By Anora Mahmudova and Barbara Kollmeyer, MarketWatch Small
stocks rallied; Russell 2000 gains 1.1%
NEW YORK (MarketWatch) -- The U.S. stock market finished
Thursday's mostly subdued trading session slightly higher. The
incremental gains on the S&P 500 and the Dow Jones Industrial
Average, which came amidst thin trading volumes, were enough to
send the indexes deeper into record territory.
The S&P 500 (SPX) closed 4 points, or 0.2%, higher at
2,052.75, the 44th record close this year. The Dow Jones Industrial
Average (DJI) added 33.27 points, or 0.2%, to 17,719.00, logging
its 27th record close in 2014.
Diving deeper into Thursday's trading action reveals, small
companies outperformed the large, while gains in energy and
technology sectors outweighed losses in healthcare and consumer
staples.
The Nasdaq Composite (RIXF) ended the day up 26.16 points, or
0.6%, at 4,701.87, while the Russell 2000 rallied, adding 1.1% to
1,170.80.
Kim Forrest, portfolio manager and senior equity analyst at Fort
Pitt Capital Group, said that the stock market is very
representative of the current economy.
"Investors see the latest data as confirmation that the economy
is getting better, but not fast enough. At this point, if we see a
big rally into the year-end, it will only be at the expense of
future gains," Forrest said.
Ahead of the opening bell, stock futures were under pressure
after a batch of economic indicators from Europe and China showed
weakness. However, markets were able to shake off those concerns
following some upbeat data as well as better-than-expected earnings
from retailers.
Among Tuesday's positive economic releases was a rise in
existing home sales, a jump in the Philly Fed index and weekly
jobless claims remaining below 300,000 for the 10th straight
week.
Consumer prices were flat in October, while U.S. November Markit
flash PMI was the weakest since January, declining for a third
straight month.
Goldman's call for S&P 500 and data on tap: The investment
bank said in its equity outlook for 2015 that the S&P 500
should rise to 2,100 by the end of that year, making for a "modest"
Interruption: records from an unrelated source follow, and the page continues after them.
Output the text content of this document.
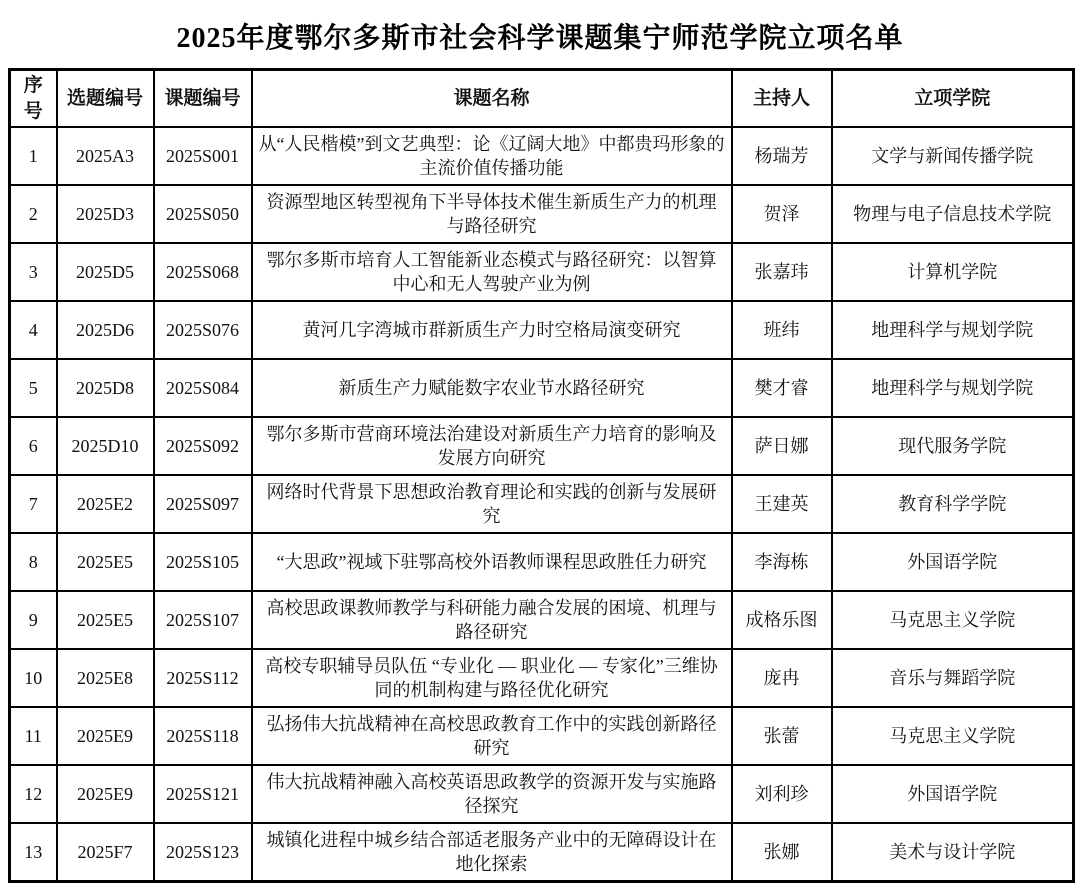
2025年度鄂尔多斯市社会科学课题集宁师范学院立项名单
序号	选题编号	课题编号	课题名称	主持人	立项学院
1	2025A3	2025S001	从“人民楷模”到文艺典型：论《辽阔大地》中都贵玛形象的主流价值传播功能	杨瑞芳	文学与新闻传播学院
2	2025D3	2025S050	资源型地区转型视角下半导体技术催生新质生产力的机理与路径研究	贺泽	物理与电子信息技术学院
3	2025D5	2025S068	鄂尔多斯市培育人工智能新业态模式与路径研究：以智算中心和无人驾驶产业为例	张嘉玮	计算机学院
4	2025D6	2025S076	黄河几字湾城市群新质生产力时空格局演变研究	班纬	地理科学与规划学院
5	2025D8	2025S084	新质生产力赋能数字农业节水路径研究	樊才睿	地理科学与规划学院
6	2025D10	2025S092	鄂尔多斯市营商环境法治建设对新质生产力培育的影响及发展方向研究	萨日娜	现代服务学院
7	2025E2	2025S097	网络时代背景下思想政治教育理论和实践的创新与发展研究	王建英	教育科学学院
8	2025E5	2025S105	“大思政”视域下驻鄂高校外语教师课程思政胜任力研究	李海栋	外国语学院
9	2025E5	2025S107	高校思政课教师教学与科研能力融合发展的困境、机理与路径研究	成格乐图	马克思主义学院
10	2025E8	2025S112	高校专职辅导员队伍 “专业化 — 职业化 — 专家化”三维协同的机制构建与路径优化研究	庞冉	音乐与舞蹈学院
11	2025E9	2025S118	弘扬伟大抗战精神在高校思政教育工作中的实践创新路径研究	张蕾	马克思主义学院
12	2025E9	2025S121	伟大抗战精神融入高校英语思政教学的资源开发与实施路径探究	刘利珍	外国语学院
13	2025F7	2025S123	城镇化进程中城乡结合部适老服务产业中的无障碍设计在地化探索	张娜	美术与设计学院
5% total return. It added that the market reaction to the first
Federal Reserve rate hike in six years should be "benign."
But Goldman also said 2015 will be challenging for active equity
managers, as low volatility is likely to remain a defining theme.
The S&P 500 will rise to 2,150 by mid-year, but then slip
during the second half, it forecast.
(Also see: Consumer spending to benefit from gas that is cheaper
than milk
http://www.marketwatch.com/story/consumer-spending-to-benefit-from-gas-thats-cheaper-than-milk-2014-11-19.)
Stocks in focus: Best Buy Co.(BBY) shares jumped 7% after
earnings beat forecasts.
Dollar Tree Inc. (DLTR) shares rose 5.2% after the
discount-retailer beat third-quarter sales and profit expectations,
posting its best sales figures since 2011.
Salesforce.com(CRM) fell 4.5% after the cloud-computing
company's weak outlook overshadowed its slight beat on the third
quarter.
Caesars Entertainment Corp.(CZR) soared 5.4% after Bloomberg
News reported the casino operator plans to turn its largest unit
into a real-estate investment trust.
For more about today's movers, read our regular column on Movers
and Shakers
In other markets: Markit reported that the flash November
reading for the composite purchasing managers index in the eurozone
dropped to 51.4, its lowest level in 16 months. After the release,
European stocks tumbled, as did the euro (EURUSD) versus the
dollar.
The data confirms that the eurozone is still in rough shape.
Germany's own November preliminary manufacturing survey came in at
50.0, versus an expected 51.5. Stock futures were also dealing with
weakness in a similar gauge out of China, which showed factory
activity declined in November, after gaining in the prior month.
PMI data out of Japan was also weak.
The dollar(USDJPY) eased against the Japanese yen at Yen118. The
Nikkei 225 index closed flat. Gold (GCZ4) drifted lower, while oil
(CLZ4) rose more than 1% on hopes that the global cartel of oil
exporters will move to tighten the market.